Business Monitor International (BMI), one of the leading independent suppliers of raw data and forecasts to the multinationals and financial institutions, suggests that the Government can't overlook the importance of alcohol taxes to our overall budget.
Michael Noonan recently revealed in the Dail that revenue from alcohol in Ireland has already fallen off a cliff -- down from €1.13bn in 2007 to €826m in 2010, the equivalent of a 27 per cent drop.
BMI calculates that despite this fall, the tax revenue from alcohol per capita in Ireland is nearly €200 a year.
The agency said, in its latest Western Europe Food and Drink Insights bulletin, that while there was "clearly some political will" to address problem drinking, the new proposals published in the Misuse of Alcohol and Other Drugs report were "somewhat contradicted by the fact that the Government has recently cut alcohol taxes in response to falling revenues".

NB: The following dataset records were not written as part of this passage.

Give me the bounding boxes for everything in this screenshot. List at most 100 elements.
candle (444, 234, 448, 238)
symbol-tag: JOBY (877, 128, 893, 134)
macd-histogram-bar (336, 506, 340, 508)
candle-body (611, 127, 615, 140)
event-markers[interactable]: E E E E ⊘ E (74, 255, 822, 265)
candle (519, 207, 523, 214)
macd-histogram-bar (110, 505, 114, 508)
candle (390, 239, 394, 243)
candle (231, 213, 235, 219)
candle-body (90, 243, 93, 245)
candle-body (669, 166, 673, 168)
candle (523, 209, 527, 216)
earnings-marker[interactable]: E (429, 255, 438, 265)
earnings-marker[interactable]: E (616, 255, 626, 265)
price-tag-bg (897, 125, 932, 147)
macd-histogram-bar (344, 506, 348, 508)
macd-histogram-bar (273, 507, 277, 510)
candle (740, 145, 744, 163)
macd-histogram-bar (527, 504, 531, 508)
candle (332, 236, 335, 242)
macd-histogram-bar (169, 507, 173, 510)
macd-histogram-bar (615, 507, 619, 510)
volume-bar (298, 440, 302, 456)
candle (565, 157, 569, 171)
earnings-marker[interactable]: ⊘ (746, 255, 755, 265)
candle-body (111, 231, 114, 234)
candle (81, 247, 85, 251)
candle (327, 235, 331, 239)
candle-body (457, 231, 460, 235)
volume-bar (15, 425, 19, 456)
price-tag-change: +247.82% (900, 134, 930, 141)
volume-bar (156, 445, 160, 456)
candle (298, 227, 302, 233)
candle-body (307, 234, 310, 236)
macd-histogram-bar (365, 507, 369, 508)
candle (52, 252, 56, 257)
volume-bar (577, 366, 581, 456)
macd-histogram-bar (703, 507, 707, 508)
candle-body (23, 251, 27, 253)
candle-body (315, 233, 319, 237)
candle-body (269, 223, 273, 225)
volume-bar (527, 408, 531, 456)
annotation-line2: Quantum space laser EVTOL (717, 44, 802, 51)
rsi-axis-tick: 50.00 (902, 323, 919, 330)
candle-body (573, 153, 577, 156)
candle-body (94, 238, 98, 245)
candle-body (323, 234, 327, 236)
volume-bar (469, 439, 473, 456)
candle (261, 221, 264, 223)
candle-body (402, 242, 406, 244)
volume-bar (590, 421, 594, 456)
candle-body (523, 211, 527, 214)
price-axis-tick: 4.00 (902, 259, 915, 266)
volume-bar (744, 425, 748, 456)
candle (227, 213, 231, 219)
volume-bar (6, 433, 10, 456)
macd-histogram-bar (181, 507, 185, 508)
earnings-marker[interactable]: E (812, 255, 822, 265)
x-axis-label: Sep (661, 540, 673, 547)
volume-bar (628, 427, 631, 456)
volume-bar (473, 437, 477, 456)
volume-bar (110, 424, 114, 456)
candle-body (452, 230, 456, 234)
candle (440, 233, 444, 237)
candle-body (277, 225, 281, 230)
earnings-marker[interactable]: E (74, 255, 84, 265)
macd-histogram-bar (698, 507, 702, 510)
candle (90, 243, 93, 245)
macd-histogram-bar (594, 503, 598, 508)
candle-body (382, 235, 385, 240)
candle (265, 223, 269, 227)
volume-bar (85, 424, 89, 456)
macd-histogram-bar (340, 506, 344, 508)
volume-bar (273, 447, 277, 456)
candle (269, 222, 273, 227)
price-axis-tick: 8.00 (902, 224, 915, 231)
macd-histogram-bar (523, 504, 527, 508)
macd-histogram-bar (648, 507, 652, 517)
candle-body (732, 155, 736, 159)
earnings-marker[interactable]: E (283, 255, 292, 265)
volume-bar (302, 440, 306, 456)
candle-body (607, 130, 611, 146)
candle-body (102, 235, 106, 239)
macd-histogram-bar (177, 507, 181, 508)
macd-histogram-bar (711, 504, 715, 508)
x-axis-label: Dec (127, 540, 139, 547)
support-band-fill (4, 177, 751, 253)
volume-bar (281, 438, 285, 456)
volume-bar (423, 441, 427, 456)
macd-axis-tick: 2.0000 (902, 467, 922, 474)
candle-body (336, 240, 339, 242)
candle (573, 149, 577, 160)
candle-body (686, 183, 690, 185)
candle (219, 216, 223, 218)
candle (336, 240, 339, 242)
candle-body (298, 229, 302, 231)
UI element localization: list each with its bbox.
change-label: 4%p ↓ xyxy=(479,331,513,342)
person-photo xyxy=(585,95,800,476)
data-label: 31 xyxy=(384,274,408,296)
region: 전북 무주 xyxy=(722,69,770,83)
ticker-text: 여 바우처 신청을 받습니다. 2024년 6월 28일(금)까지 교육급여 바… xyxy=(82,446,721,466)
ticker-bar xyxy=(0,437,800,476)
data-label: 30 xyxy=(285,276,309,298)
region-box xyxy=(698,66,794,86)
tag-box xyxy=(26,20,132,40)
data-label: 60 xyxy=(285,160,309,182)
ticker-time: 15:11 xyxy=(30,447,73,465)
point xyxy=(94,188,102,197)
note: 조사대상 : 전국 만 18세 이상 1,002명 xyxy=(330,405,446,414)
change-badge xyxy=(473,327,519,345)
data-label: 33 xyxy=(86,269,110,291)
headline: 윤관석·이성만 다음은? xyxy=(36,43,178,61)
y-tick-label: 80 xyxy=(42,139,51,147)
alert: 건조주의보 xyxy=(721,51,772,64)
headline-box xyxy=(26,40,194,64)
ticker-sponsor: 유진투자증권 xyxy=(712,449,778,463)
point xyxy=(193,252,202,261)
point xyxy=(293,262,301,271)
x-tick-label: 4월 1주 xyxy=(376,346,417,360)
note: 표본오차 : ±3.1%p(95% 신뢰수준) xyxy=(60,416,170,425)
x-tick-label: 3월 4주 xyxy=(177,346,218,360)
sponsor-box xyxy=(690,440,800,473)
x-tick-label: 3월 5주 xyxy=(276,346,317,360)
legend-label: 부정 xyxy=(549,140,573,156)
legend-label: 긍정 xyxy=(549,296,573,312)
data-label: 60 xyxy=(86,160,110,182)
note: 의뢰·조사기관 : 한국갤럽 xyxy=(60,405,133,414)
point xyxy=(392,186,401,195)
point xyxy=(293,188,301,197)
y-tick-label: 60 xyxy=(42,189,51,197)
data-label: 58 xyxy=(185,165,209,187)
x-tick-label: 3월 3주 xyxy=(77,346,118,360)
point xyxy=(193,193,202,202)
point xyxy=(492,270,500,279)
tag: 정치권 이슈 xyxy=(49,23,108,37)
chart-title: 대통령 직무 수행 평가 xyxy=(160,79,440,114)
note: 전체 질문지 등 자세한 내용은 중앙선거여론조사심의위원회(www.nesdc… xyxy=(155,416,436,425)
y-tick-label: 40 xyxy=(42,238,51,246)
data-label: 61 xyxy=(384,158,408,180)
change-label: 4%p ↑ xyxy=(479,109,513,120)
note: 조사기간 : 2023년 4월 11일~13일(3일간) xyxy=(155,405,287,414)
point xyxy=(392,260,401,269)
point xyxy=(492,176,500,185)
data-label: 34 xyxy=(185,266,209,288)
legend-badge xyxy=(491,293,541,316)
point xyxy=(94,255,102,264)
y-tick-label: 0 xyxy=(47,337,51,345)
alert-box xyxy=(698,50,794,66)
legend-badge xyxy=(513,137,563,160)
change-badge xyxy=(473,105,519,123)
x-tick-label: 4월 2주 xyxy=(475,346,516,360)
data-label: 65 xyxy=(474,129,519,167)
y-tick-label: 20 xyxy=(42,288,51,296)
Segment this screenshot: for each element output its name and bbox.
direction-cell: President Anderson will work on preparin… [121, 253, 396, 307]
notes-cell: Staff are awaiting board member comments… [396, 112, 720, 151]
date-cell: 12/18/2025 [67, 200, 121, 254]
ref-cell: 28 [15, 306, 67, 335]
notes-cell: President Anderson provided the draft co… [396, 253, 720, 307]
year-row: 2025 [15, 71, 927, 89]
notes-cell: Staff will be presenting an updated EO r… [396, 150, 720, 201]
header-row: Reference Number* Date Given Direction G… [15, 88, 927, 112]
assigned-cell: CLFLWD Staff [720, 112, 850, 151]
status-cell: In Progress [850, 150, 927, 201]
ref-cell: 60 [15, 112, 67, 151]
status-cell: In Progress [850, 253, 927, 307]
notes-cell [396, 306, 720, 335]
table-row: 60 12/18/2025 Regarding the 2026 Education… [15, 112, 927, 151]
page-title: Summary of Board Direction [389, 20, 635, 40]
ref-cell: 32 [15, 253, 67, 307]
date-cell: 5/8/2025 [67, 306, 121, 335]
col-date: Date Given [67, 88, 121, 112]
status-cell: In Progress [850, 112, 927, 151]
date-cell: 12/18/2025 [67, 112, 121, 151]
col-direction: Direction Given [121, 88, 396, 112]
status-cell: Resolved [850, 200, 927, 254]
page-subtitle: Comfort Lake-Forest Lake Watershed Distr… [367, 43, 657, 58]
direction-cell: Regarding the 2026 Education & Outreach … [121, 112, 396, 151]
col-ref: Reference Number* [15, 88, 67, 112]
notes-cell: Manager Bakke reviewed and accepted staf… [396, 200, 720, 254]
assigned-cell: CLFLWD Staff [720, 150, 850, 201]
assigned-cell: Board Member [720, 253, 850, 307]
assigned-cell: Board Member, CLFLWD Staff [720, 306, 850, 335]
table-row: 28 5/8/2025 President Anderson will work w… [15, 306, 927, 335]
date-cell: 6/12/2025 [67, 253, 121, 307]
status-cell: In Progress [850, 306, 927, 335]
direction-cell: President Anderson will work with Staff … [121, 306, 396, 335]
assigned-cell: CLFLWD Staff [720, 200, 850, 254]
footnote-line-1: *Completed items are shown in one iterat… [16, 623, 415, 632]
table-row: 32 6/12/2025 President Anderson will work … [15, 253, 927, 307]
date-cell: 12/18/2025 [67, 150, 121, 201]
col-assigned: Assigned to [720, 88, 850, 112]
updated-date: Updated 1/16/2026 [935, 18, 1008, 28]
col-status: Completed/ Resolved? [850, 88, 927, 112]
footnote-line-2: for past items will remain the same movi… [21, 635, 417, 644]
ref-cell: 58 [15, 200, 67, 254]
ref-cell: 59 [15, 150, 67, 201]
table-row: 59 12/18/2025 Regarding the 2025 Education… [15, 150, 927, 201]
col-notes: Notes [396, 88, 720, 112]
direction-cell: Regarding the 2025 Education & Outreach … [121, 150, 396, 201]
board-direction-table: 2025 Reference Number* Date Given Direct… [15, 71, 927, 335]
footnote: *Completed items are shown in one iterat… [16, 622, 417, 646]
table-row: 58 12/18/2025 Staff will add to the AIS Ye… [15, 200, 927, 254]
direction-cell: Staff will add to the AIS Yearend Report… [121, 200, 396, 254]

The cross-party report on alcohol misuse, launched by Junior Minister for Health Roisin Shortall, made a number of key recommendations. They included: an education programme highlighting the dangers of alcohol misuse; the end of VAT refunds on below-cost sales of drink; a ban on advertising of discounted alcohol; a ban on advertising drink before 9pm; and a total ban on advertising on social networking sites.
There was also a proposal to ban the presentation and sale of alcohol alongside groceries, confectionery and fuel as well as outlawing direct delivery of alcohol to consumers' homes.
It also calls for a ban on all sponsorship by drinks companies of sporting and large outdoor events, a ban on all outdoor advertising of alcohol and an increase in excise duties on some alcohol products.
"There is strong evidence that the price at which alcohol is sold is a determinant in promoting and selling alcohol," said the report.
The all-party report stated that a minimum price for alcohol would increase the price of very cheap drink sold in shops but not of that sold in pubs.
It is hoped this would help the struggling pub trade. Pubs are regarded as a safer, more controlled environment in which to drink than the home.
But BMI points out that in December 2009 the Government unveiled a cut in duty on alcohol with tax on pints of cider and beer falling by 12c. Duty on wine was cut by 60c a bottle and on spirits by 14c on the standard measure of a half glass.
"Given the importance of alcohol taxes to Ireland's overall budget, we think it will be very difficult for the Government to consider measures that would have a significant impact on consumption in the short-to-medium-term.
"While some of the less radical measures proposed may be adopted, we think that minimum pricing or a ban on the sale in supermarkets and convenience stores will unlikely be passed by a government whose predominant focus must surely be to cut the fiscal deficit," the BMI forecast said.